Вахтенный глядя сквозь нас, поприветствовал капитана и снова отвернулся, безразлично разглядывая снующих над водой чаек. А потом, проплаченные гости были проведены в нутро корабля. Там, боцман, отодвинув пожарный щит в сторону, показал на прячущуюся за ним дверцу и прежде чем мы туда нырнули, проинформировал:
— Сидеть тихо, пока не выйдем в море. Кормёжка — три раза в день. Гадить в ведро. Рыгать если приспичит — туда же. Когда можно будет выйти, я сам скажу, а до этого чтобы не звука! Поняли?
— Яволь!
Гориллообразный здоровяк ощерился, показав жёлтые прокуренные зубы и кивнув, подтолкнул меня внутрь. Потом дверь закрылась и послышался шум задвигающегося щита. Оглядев при свете тусклого потолочного плафона жилище, я сказал:
— Ну что Игорь, это конечно не «Хилтон», но зато тепло и не дует. Так что предлагаю залечь на эти тощие матрасы и хорошенько вздремнуть. На ужин нас боцман лично разбудить обещал, так что вечерний жор не проспим. Ты как на это смотришь?

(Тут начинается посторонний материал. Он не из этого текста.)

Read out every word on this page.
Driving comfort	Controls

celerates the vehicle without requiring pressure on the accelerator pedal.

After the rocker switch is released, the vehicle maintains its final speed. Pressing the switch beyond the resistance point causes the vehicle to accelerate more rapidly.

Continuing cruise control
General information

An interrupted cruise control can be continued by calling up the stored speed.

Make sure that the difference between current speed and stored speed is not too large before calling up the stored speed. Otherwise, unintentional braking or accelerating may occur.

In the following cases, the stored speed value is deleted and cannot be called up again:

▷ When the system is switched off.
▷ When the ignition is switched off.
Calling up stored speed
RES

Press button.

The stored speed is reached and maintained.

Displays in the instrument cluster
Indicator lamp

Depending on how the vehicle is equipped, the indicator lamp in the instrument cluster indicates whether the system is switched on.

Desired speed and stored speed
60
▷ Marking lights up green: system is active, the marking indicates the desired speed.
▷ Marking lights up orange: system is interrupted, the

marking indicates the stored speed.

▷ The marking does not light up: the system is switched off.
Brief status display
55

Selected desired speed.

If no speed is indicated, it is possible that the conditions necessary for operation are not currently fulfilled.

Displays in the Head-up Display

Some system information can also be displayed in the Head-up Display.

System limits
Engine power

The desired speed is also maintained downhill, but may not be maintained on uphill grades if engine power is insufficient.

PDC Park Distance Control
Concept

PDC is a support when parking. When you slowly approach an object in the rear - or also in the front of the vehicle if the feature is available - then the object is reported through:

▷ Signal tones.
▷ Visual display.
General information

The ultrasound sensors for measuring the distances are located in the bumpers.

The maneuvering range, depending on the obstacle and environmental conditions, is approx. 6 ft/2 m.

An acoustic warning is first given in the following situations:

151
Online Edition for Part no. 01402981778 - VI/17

Птицын смотрел положительно и уже через десять минут, мы следуя старой пословице насчёт службы и солдата, вовсю выводили носами рулады, не сильно заморачиваясь тем, что нас ожидает в дальнейшем.
***
Нет, всё-таки у меня оказывается очень слабый вестибулярный аппарат. Это я на третьи сутки понял. В начале всё было нормально. Уже к вечеру первого дня мы были выпущены из своей каморки, с нарисованным очагом, то есть тьфу, с пожарным щитом и имели возможность сидеть не в трюме, а загорать на свежем воздухе в лодке, подвешенной на кран-балках. Капитан нас сразу предупредил, чтобы пассажиры не вздумали шляться по кораблю, и выделил место для проветривания. В шлюпке было лепо. Мы оттуда вылезали только пожрать и наоборот. Но потом, через два дня подобного балдежа, над бирюзовой, с мелкими белыми барашками волн, морской гладью, вдруг подул слабый ветер. Я сразу тогда начал предчувствовать недоброе. Просидев с полчаса во всё более сильно раскачивающейся шлюпке, сбежал к нашим матрацам, рассчитывая, что ближе к центру тяжести корабля и качать должно поменьше. Хрен я угадал! Качало по-моему даже сильнее, во всяком случае, казалось именно так. Потом, ни к селу ни к городу вдруг вспомнился вкус и запах баранины, которой нас кормили после выхода из Бейрута. Зря я её вспомнил...
Почти сутки проведённые в обнимку с ведром, которое периодически менял участливо поглядывающий на меня Птицын, лишили меня последних иллюзий. Нет, не быть мне вторым Белинзгаузеном или Лаперузом. Море я — не-на-ви-жу!!!